Na área de passageiros, o trem de alta velocidade entre Rio e São Paulo mostra sinais de que, finalmente, irá sair do papel, tirando parte do movimento de carros e ônibus da via Dutra, bem como da ponte aérea. A respeito deste projeto, creio, particularmente, que um trem de média velocidade que trafegue a 160 km/h ou 140 km/h atenderia esta demanda com um custo de implantação e operação bem menor que o trem de alta velocidade.

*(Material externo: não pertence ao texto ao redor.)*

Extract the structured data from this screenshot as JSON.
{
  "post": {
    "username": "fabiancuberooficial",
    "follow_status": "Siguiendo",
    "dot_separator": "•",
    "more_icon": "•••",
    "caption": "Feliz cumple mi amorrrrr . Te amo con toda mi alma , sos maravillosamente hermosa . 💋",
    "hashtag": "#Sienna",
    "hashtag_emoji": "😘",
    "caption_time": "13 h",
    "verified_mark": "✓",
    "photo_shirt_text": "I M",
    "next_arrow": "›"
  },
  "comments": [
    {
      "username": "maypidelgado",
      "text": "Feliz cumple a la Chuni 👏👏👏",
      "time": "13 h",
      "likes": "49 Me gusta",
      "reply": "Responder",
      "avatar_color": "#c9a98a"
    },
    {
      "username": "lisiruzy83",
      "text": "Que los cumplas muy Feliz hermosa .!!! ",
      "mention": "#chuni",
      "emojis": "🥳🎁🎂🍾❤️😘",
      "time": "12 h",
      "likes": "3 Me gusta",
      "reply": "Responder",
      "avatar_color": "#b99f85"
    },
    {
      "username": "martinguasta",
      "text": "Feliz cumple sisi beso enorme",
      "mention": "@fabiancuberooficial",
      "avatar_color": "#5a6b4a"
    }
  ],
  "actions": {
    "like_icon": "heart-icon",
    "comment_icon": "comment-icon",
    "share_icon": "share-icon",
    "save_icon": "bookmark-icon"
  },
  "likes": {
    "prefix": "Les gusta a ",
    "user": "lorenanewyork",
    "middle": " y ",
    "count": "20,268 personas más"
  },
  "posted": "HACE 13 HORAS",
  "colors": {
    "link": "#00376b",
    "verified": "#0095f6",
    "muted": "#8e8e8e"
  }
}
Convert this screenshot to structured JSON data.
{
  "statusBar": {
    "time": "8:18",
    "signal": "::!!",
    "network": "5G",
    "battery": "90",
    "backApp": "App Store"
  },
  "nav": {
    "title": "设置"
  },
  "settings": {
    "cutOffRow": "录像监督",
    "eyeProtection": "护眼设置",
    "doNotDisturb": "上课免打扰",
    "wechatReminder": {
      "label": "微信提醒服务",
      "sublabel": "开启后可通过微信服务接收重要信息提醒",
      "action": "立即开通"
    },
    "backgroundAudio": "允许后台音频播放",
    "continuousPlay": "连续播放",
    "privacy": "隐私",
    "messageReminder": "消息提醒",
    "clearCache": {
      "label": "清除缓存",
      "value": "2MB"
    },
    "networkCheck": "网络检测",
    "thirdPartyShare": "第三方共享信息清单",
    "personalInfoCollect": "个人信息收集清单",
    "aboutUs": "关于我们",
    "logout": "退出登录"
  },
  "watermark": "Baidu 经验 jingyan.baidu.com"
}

Não se pode esquecer que toda esta demanda da área ferroviária tem que estar integrada com o transporte rodoviário, tanto na área de carga como na de passageiros. Um exemplo simples se refere ao Metrô, que necessita construir bolsões de estacionamento a preço acessíveis nas estações de bairros afastados do Centro, para incentivar as pessoas a fazerem o trajeto de carro até o estacionamento e continuar de Metrô para a região central.
Da mesma forma o transporte de carga normalmente necessita que uma parte seja feita por caminhão, pois poucas empresas possuem ramais ferroviários internos. Todos os países de primeiro mundo que têm uma cadeia de logística eficiente conseguiram fazer o equilíbrio entre o ferroviário e o rodoviário.